La obra se inscribe de lleno en la trayectoria estética y conceptual de Lévêque, que representó a Francia en la 53 Bienal de Venecia, en 2009, y que a menudo utiliza el neón, la luz, la escritura y el sonido para dialogar con el espacio y la memoria del lugar donde ubica sus obras.

En plena ejecución de su impresionante poderío, el rayo del Louvre es de neón rojo anaranjado, de acuerdo con el gas noble que contiene, precisó a Efe el artista.

Para disfrutarlo al máximo, es preferible contemplarlo de noche, pues de día apenas resulta visible.

Titulada "Sous le plus grand chapiteau du monde" (Bajo el capitel más grande del mundo), esta monumental y poética intervención permanecerá, no obstante, encendida día y noche, indicó el director de Mediación y Programación Cultural, Vincent Pomarède, número dos del museo.

Nacido en Nevers, en 1953, este artista amante de lo onírico que en algunas de sus obras ha redibujado con neón la escritura temblorosa de su madre, atribuye a un trabajo con un grupo de escolares el origen del rayo luminoso.

Durante una residencia con alumnos de primaria hace dos años les propuso dibujar relámpagos, fulgores y otros destellos naturales, y uno de ellos, realizado por un niño de 11 años, le impactó de manera especial.

El estudiante, invitado esta noche a la velada inaugural, dio sin saberlo forma al anguloso resplandor en tres dimensiones que desciende desde la punta superior de la pirámide y sin llegar hasta el subsuelo de su vestíbulo acristalado se detiene en un zócalo intermedio, frente a la puerta de acceso principal del museo.

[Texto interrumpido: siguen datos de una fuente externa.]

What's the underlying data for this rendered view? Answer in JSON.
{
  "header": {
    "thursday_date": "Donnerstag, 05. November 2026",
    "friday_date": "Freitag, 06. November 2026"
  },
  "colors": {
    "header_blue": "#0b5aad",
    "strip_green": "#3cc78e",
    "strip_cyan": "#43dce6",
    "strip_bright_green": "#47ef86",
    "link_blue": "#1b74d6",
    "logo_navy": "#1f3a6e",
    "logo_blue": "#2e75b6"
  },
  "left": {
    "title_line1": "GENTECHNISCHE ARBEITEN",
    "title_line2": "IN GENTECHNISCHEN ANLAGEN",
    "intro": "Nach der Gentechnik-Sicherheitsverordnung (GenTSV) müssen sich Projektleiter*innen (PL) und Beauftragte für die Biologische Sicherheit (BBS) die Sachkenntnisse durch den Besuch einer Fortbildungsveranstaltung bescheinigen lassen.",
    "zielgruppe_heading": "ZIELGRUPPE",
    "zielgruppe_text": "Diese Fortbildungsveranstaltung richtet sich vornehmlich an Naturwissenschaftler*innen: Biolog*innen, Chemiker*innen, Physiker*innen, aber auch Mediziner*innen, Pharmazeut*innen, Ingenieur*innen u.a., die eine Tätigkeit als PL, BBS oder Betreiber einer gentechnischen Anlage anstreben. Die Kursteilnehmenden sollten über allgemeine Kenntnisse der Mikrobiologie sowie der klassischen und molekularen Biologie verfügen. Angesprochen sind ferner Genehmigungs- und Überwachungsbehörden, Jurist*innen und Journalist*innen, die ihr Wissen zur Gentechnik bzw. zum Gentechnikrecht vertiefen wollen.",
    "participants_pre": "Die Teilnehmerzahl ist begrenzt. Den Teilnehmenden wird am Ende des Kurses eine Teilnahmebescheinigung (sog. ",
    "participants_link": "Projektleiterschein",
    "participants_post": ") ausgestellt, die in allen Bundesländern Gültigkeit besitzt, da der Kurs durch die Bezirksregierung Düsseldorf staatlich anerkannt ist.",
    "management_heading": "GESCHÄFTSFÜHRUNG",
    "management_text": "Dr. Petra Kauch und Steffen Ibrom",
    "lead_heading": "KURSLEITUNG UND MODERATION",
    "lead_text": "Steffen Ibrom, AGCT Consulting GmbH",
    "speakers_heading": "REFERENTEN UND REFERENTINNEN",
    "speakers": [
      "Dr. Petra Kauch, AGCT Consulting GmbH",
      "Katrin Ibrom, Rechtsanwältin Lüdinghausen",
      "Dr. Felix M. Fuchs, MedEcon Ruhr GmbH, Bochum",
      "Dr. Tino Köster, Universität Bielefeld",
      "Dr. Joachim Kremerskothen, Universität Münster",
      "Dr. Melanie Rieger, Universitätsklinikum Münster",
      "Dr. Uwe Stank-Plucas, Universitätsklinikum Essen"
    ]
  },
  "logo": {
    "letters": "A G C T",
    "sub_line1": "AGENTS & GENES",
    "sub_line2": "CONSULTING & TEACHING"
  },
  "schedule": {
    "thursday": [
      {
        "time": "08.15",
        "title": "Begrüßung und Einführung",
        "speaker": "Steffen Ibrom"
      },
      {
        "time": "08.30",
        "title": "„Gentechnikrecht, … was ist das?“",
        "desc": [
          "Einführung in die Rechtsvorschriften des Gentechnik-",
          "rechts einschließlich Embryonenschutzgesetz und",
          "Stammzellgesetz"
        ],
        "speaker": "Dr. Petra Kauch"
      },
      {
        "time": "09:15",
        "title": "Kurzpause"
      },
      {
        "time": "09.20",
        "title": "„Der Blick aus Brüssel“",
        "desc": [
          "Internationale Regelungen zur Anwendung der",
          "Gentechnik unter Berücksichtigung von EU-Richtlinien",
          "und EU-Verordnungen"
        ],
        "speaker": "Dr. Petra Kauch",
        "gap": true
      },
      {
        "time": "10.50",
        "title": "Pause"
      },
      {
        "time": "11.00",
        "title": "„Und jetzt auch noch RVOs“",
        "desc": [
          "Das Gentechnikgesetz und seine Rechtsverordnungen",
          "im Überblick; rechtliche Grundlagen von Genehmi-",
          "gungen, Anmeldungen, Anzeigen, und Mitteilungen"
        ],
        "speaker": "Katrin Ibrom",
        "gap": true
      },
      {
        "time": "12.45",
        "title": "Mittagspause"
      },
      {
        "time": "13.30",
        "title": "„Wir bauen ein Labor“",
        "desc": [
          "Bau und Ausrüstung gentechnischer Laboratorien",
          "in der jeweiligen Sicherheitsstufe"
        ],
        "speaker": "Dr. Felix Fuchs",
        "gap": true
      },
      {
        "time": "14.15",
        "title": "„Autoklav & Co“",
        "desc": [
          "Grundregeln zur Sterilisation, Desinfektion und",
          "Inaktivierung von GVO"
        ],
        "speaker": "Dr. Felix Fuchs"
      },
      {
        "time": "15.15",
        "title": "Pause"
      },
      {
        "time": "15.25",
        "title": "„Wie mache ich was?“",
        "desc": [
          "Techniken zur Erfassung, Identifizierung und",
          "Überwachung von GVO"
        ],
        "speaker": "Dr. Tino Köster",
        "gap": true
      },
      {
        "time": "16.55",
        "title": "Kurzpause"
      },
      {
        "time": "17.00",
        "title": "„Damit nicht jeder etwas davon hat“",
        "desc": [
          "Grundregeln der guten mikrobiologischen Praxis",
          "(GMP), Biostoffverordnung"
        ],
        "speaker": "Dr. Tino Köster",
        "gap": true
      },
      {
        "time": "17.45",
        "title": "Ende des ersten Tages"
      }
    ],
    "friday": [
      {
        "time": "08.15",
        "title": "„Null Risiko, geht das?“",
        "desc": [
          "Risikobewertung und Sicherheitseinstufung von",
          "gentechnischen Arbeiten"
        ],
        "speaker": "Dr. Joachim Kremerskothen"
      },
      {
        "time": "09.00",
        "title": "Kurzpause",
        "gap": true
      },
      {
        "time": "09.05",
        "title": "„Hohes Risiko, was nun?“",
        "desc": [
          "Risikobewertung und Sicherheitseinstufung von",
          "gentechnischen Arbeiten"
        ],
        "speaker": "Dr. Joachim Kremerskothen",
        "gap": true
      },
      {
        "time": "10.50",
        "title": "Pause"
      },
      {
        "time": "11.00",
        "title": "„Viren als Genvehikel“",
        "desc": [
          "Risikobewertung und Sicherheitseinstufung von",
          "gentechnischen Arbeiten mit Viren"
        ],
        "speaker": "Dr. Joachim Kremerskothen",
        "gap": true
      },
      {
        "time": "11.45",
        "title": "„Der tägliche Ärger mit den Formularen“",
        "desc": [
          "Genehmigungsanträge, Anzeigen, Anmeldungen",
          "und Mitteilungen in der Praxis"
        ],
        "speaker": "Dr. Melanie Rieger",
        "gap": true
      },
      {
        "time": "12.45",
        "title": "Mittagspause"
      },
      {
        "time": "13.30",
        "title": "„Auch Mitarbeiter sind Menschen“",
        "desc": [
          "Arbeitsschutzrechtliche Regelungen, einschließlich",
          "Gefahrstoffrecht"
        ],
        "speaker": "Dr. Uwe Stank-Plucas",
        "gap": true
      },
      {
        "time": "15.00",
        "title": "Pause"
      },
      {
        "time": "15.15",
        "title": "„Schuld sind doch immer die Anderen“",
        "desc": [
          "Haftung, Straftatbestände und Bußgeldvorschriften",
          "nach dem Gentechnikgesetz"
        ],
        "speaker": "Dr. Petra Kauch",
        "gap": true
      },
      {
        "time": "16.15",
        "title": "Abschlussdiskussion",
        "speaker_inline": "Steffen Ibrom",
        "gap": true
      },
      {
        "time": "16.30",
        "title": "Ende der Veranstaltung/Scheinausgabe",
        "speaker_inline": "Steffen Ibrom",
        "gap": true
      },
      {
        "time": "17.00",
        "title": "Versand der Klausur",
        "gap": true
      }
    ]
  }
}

Allí podrá verse durante un año y medio desde el interior de la Pirámide, construida en 1989 por Ieoh Ming Pei, y sus alrededores, así como desde algunos puntos de la histórica perspectiva que atraviesa el Jardín de la Tullerías, la plaza de la Concordia, los Campos Elíseos y el Arco de Triunfo, hasta el Arco de la Defensa.

Acostumbrado a intervenir en espacios intimistas, en su búsqueda de emociones y sensaciones, Lévêque dijo haber rechazado en un principio la propuesta de ocupar esa parte del Louvre que diariamente atraviesan decenas de miles de visitantes y donde ya expusieron artistas contemporáneos como Wim Delvoye, Tony Cragg y Loris Gréaud.

Invitado a elegir un lugar donde establecer un diálogo entre su obra y el antiguo castillo de los reyes de Francia, eligió los muros medievales del Louvre, en el origen del museo que en la actualidad es el más visitado del mundo.

Fue durante su preparación cuando descubrió cómo poder conectar el proyecto que inaugurará en el otoño de 2015 con la que hoy se convirtió en su primera parte, unidos ambos por su deseo de "ligereza".

Para Pomarède, este es "verdaderamente un proyecto en dos capítulos con un largo periodo intermedio", que estimulará la curiosidad por descubrirlo en su totalidad.